Le nombre de patients bénéficiant, de part le monde, de traitements implanto-prothétiques est en forte augmentation. Ces patients, très mobiles, déménagent, voyagent, se font poser des implants à l’étranger, changent de cabinet dentaire… En conséquence, il est de plus en plus fréquent de rencontrer des patients nécessitant des (ré-)interventions sur des implants que nous qualifierons « d’exotiques ».
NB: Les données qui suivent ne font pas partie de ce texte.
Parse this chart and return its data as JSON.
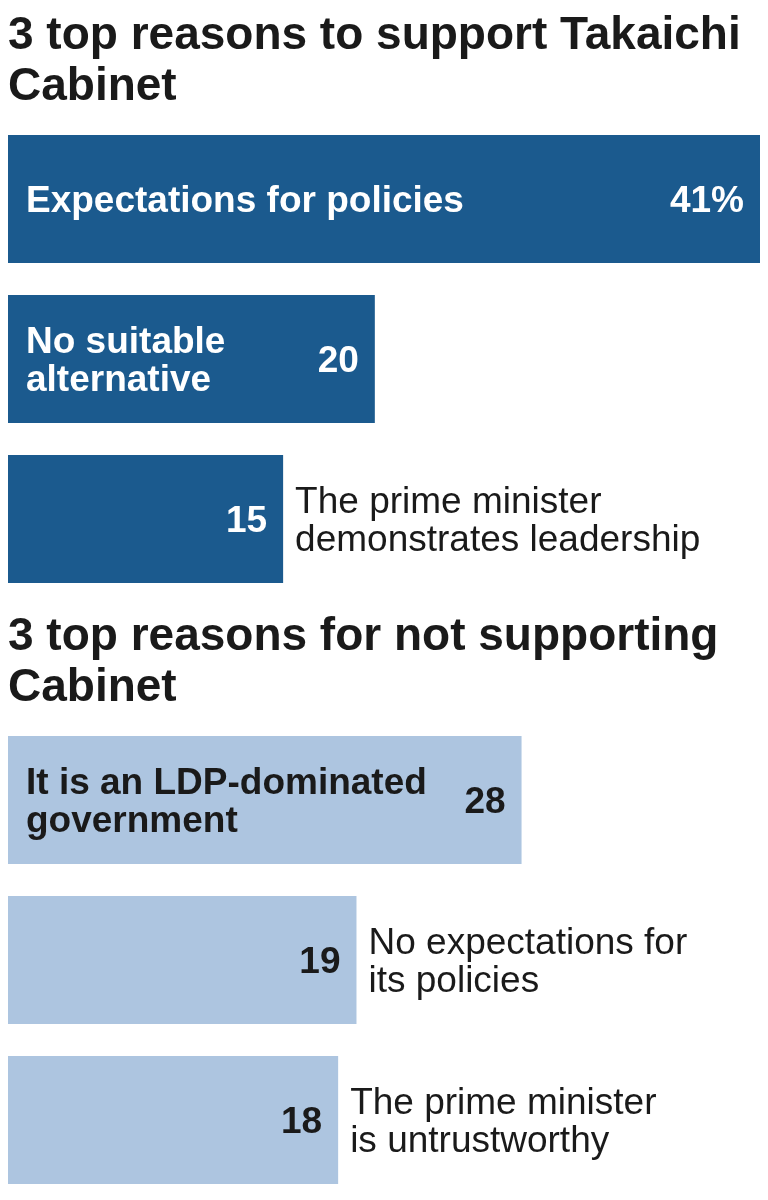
{
  "chart_data": [
    {
      "type": "bar",
      "orientation": "horizontal",
      "title": "3 top reasons to support Takaichi Cabinet",
      "categories": [
        "Expectations for policies",
        "No suitable alternative",
        "The prime minister demonstrates leadership"
      ],
      "values": [
        41,
        20,
        15
      ],
      "value_labels": [
        "41%",
        "20",
        "15"
      ],
      "color": "#1b5a8e",
      "tick_labels": false,
      "grid": false,
      "legend": false
    },
    {
      "type": "bar",
      "orientation": "horizontal",
      "title": "3 top reasons for not supporting Cabinet",
      "categories": [
        "It is an LDP-dominated government",
        "No expectations for its policies",
        "The prime minister is untrustworthy"
      ],
      "values": [
        28,
        19,
        18
      ],
      "value_labels": [
        "28",
        "19",
        "18"
      ],
      "color": "#adc5e0",
      "tick_labels": false,
      "grid": false,
      "legend": false
    }
  ]
}
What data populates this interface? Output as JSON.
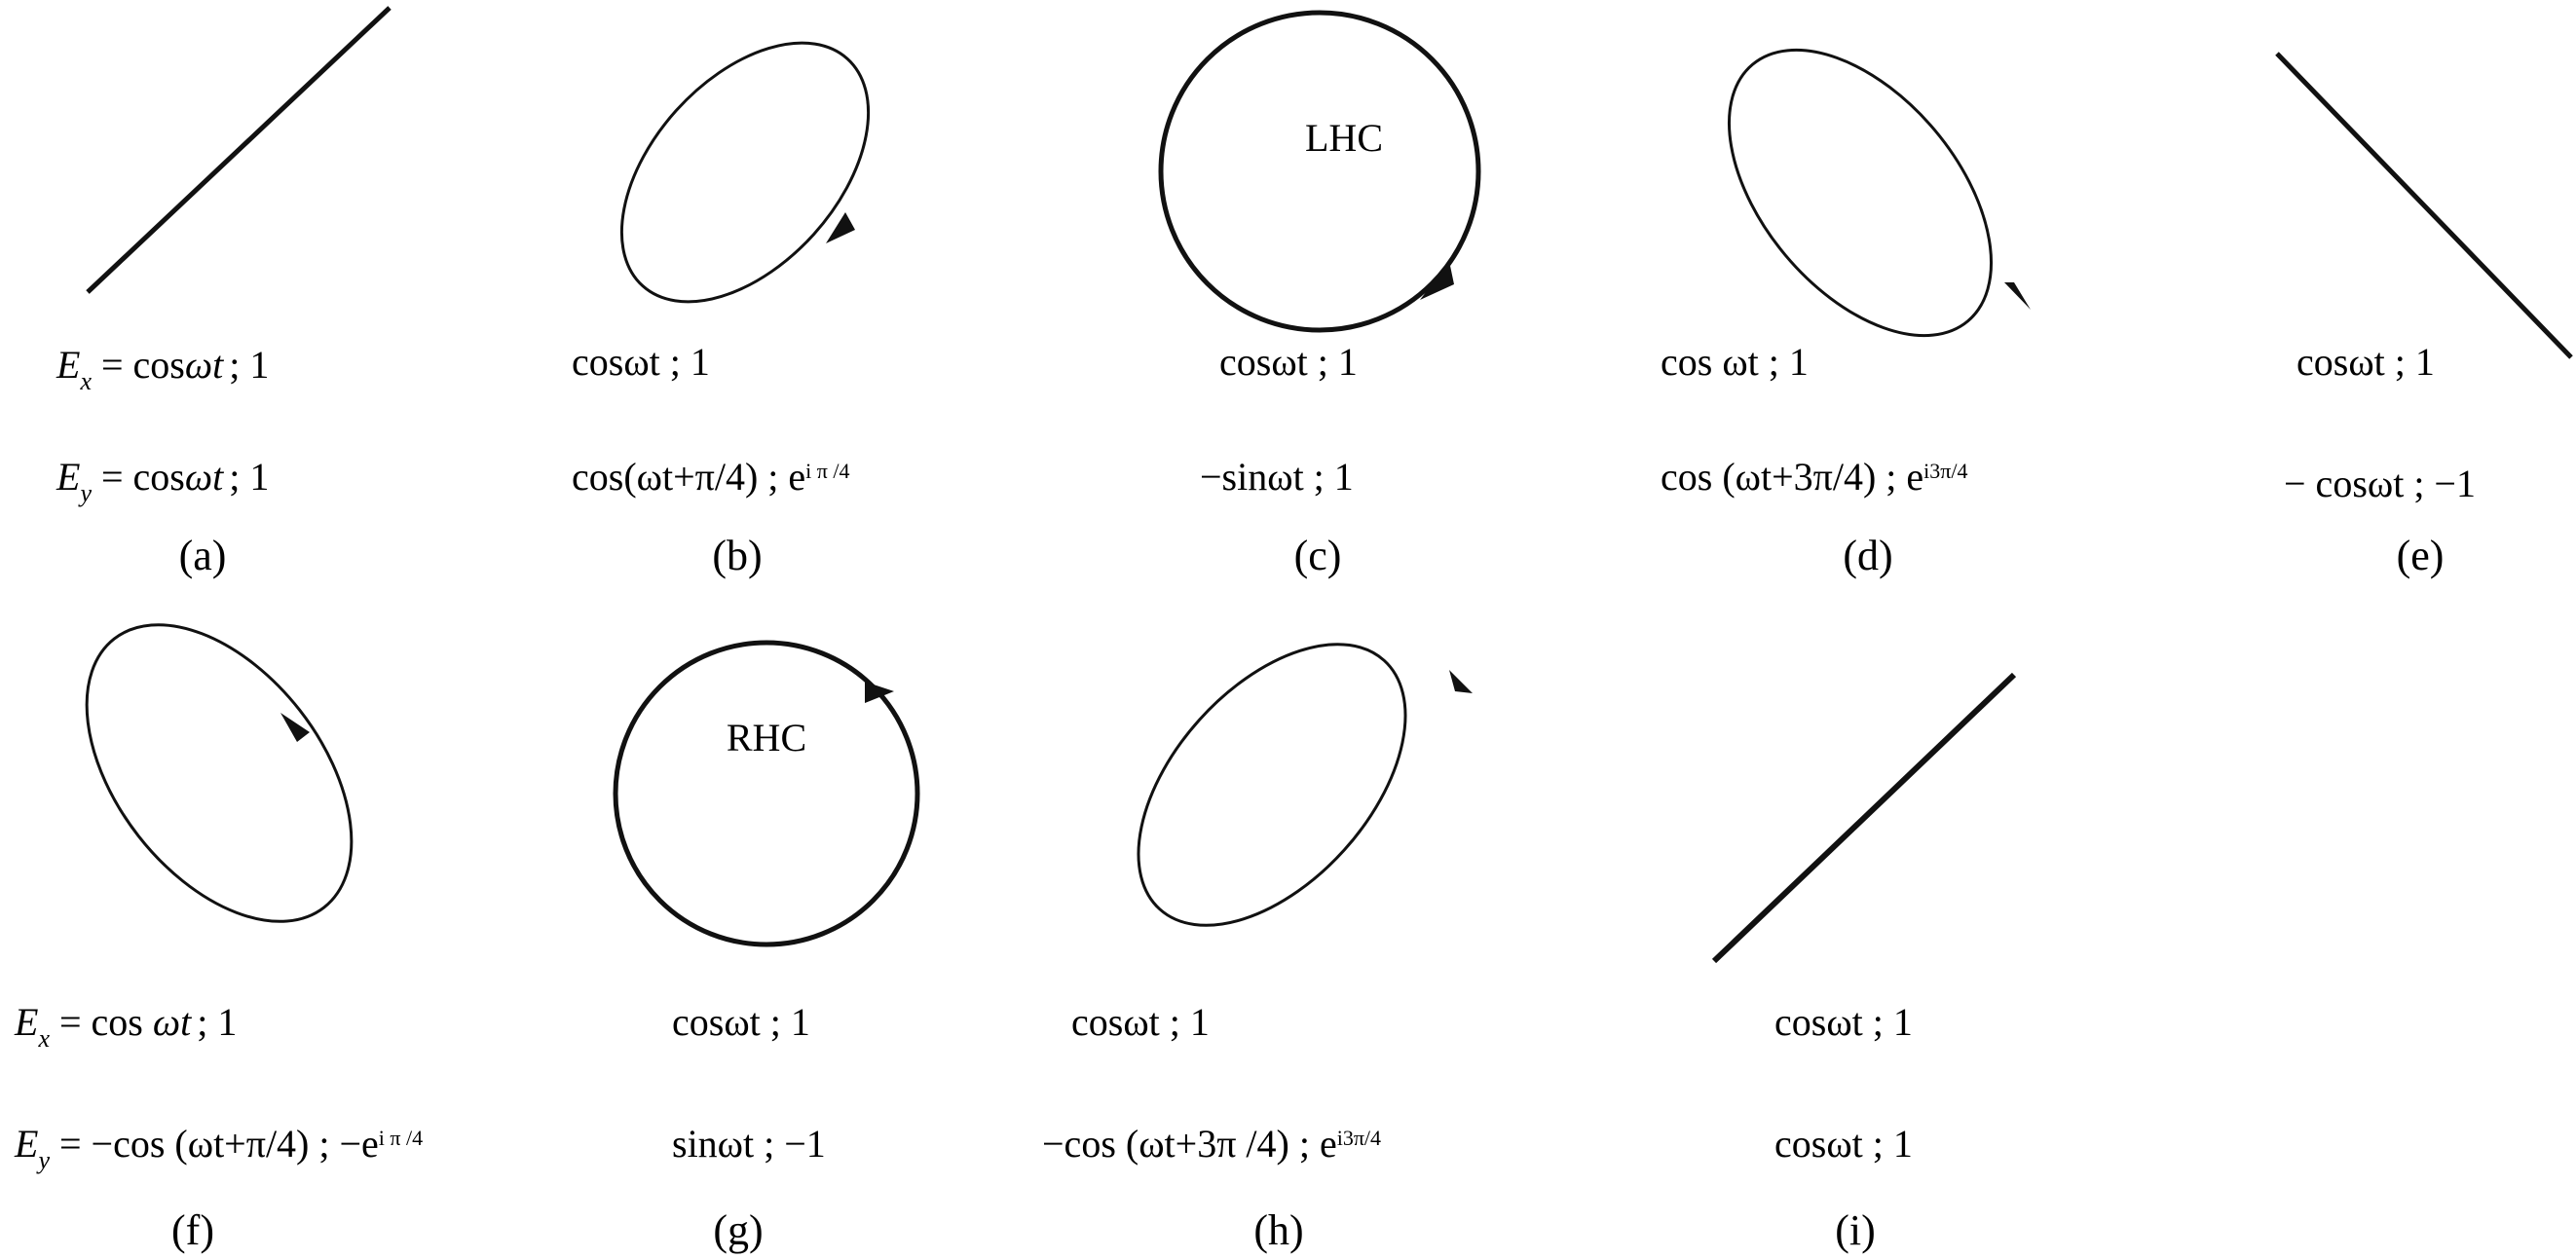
{
  "panels": [
    {
      "id": "a",
      "label": "(a)",
      "shape": "line",
      "direction": "rising",
      "ex_prefix": "E",
      "ex_sub": "x",
      "ex_eq": " = cos",
      "ex_var": "ωt",
      "ex_tail": "; 1",
      "ey_prefix": "E",
      "ey_sub": "y",
      "ey_eq": " = cos",
      "ey_var": "ωt",
      "ey_tail": "; 1"
    },
    {
      "id": "b",
      "label": "(b)",
      "shape": "ellipse",
      "tilt": "rising",
      "arrow": "clockwise-bottom",
      "ex": "cosωt ; 1",
      "ey_text": "cos(ωt+π/4) ; e",
      "ey_sup": "i π /4"
    },
    {
      "id": "c",
      "label": "(c)",
      "shape": "circle",
      "inner_label": "LHC",
      "arrow": "clockwise-bottom",
      "ex": "cosωt ; 1",
      "ey": "−sinωt ; 1"
    },
    {
      "id": "d",
      "label": "(d)",
      "shape": "ellipse",
      "tilt": "falling",
      "arrow": "clockwise-bottom",
      "ex": "cos ωt ; 1",
      "ey_text": "cos (ωt+3π/4) ; e",
      "ey_sup": "i3π/4"
    },
    {
      "id": "e",
      "label": "(e)",
      "shape": "line",
      "direction": "falling",
      "ex": "cosωt ; 1",
      "ey": "− cosωt ; −1"
    },
    {
      "id": "f",
      "label": "(f)",
      "shape": "ellipse",
      "tilt": "falling",
      "arrow": "counterclockwise-top",
      "ex_prefix": "E",
      "ex_sub": "x",
      "ex_eq": " = cos ",
      "ex_var": "ωt",
      "ex_tail": "; 1",
      "ey_prefix": "E",
      "ey_sub": "y",
      "ey_eq": " = −cos (ωt+π/4) ; −e",
      "ey_sup": "i π /4"
    },
    {
      "id": "g",
      "label": "(g)",
      "shape": "circle",
      "inner_label": "RHC",
      "arrow": "counterclockwise-top",
      "ex": "cosωt ; 1",
      "ey": "sinωt ; −1"
    },
    {
      "id": "h",
      "label": "(h)",
      "shape": "ellipse",
      "tilt": "rising",
      "arrow": "counterclockwise-top",
      "ex": "cosωt ; 1",
      "ey_text": "−cos (ωt+3π /4) ; e",
      "ey_sup": "i3π/4"
    },
    {
      "id": "i",
      "label": "(i)",
      "shape": "line",
      "direction": "rising",
      "ex": "cosωt ; 1",
      "ey": "cosωt ; 1"
    }
  ]
}
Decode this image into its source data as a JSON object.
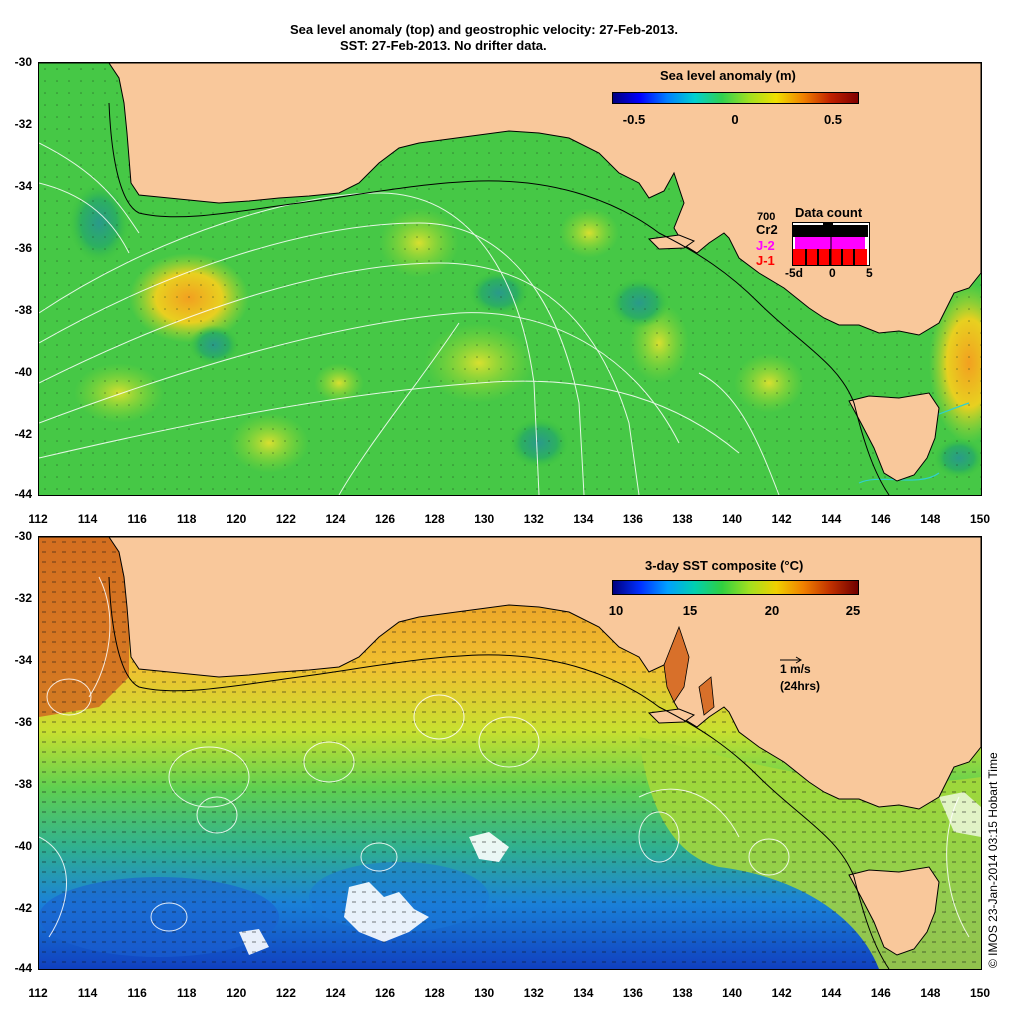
{
  "title": {
    "line1": "Sea level anomaly (top) and geostrophic velocity: 27-Feb-2013.",
    "line2": "SST: 27-Feb-2013. No drifter data."
  },
  "axes": {
    "lat_ticks": [
      "-30",
      "-32",
      "-34",
      "-36",
      "-38",
      "-40",
      "-42",
      "-44"
    ],
    "lon_ticks": [
      "112",
      "114",
      "116",
      "118",
      "120",
      "122",
      "124",
      "126",
      "128",
      "130",
      "132",
      "134",
      "136",
      "138",
      "140",
      "142",
      "144",
      "146",
      "148",
      "150"
    ]
  },
  "top_panel": {
    "colorbar_title": "Sea level anomaly (m)",
    "colorbar_labels": [
      "-0.5",
      "0",
      "0.5"
    ],
    "data_count": {
      "title": "Data count",
      "max_label": "700",
      "sat_cr2": "Cr2",
      "sat_j2": "J-2",
      "sat_j1": "J-1",
      "x_labels": [
        "-5d",
        "0",
        "5"
      ],
      "cr2_color": "#000000",
      "j2_color": "#ff00ff",
      "j1_color": "#ff0000"
    }
  },
  "bottom_panel": {
    "colorbar_title": "3-day SST composite (°C)",
    "colorbar_labels": [
      "10",
      "15",
      "20",
      "25"
    ],
    "vector_scale_label": "1 m/s",
    "vector_scale_sub": "(24hrs)"
  },
  "credit": "© IMOS 23-Jan-2014 03:15 Hobart Time",
  "colors": {
    "land": "#f9c89b",
    "slа_ocean": "#3fcf3f",
    "sst_warm": "#f0b030",
    "sst_mid": "#50d050",
    "sst_cool": "#2090e0"
  },
  "map_extent": {
    "lon": [
      112,
      150
    ],
    "lat": [
      -44,
      -30
    ]
  }
}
Nous avons déjà abordé cet aspect de la prise en charge implanto-prothétique au travers de plusieurs posts :

  • Acceptez-vous de travailler sur des implants « exotiques » ?
  • Quelles précautions prenez-vous ?

Commentaires

docbenzi

pour en avoir eu plusieurs fois l’expérienc, je dirais que je m’adapte à la situation: quand il s’agit d’un systeme connu et distribué en France et quand le(s) implant(s) est/sont bien intégrés et sans problème biologique ou mécanique, si le patient comprend qu’ il me faut acheter les pieces prothétiques si je n’arrive à me les faire prêter, et que cela entraine un sur coût conséquent pour la restauration alors pourquoi pas. Par contre, dans le contraire je ne prends aucun risque, car si quelquechise dérape lors de la restauration ( comme votre cas n°3), il faut bien comprendre que la responsabilité du praticien est engagée même s’il n’a pas poser l’implant.
et enfin, dans le cas de patients qui se font poser desilplants dans descentres low coast ou dans des pays low coasts, je les invite gentiement à retourner voir le praticien qui les a opérer: quand on veut du low coast il faut savoir assumer les conséquences de ses choix, quitte à refaire plusieurs fois les trajets vers des pays lointains qu’ils ont choisi !!!

Guillaume GARDON-MOLLARD

Nous sommes d’accord. Les centres low-cost font émerger une double problématique : la qualité très variable (et très relative) des traitements mais également un imbroglio juridique fréquent à savoir qu’en cas de problème, les patients qui tentent la démarche de retourner vers les chirurgiens étrangers ont souvent la déception de trouver porte close (comprenez : ils ont pris la fuite) ou bien découvrent les tracas du droit international. Dans ce deuxième cas de figure, faire valoir ses droits relève du parcours du combattant et les frais d’avocats qui doivent être engagés surpassent le seul remboursement du traitement et sont souvent incompatibles avec les moyens financiers de patients qui, par définition, ne sont pas des plus importants. L’harmonisation et l’application du droit européen dans ce domaine ne semble malheureusement pas à l’ordre du jour. Automatiquement, des praticiens peu scrupuleux en profitent…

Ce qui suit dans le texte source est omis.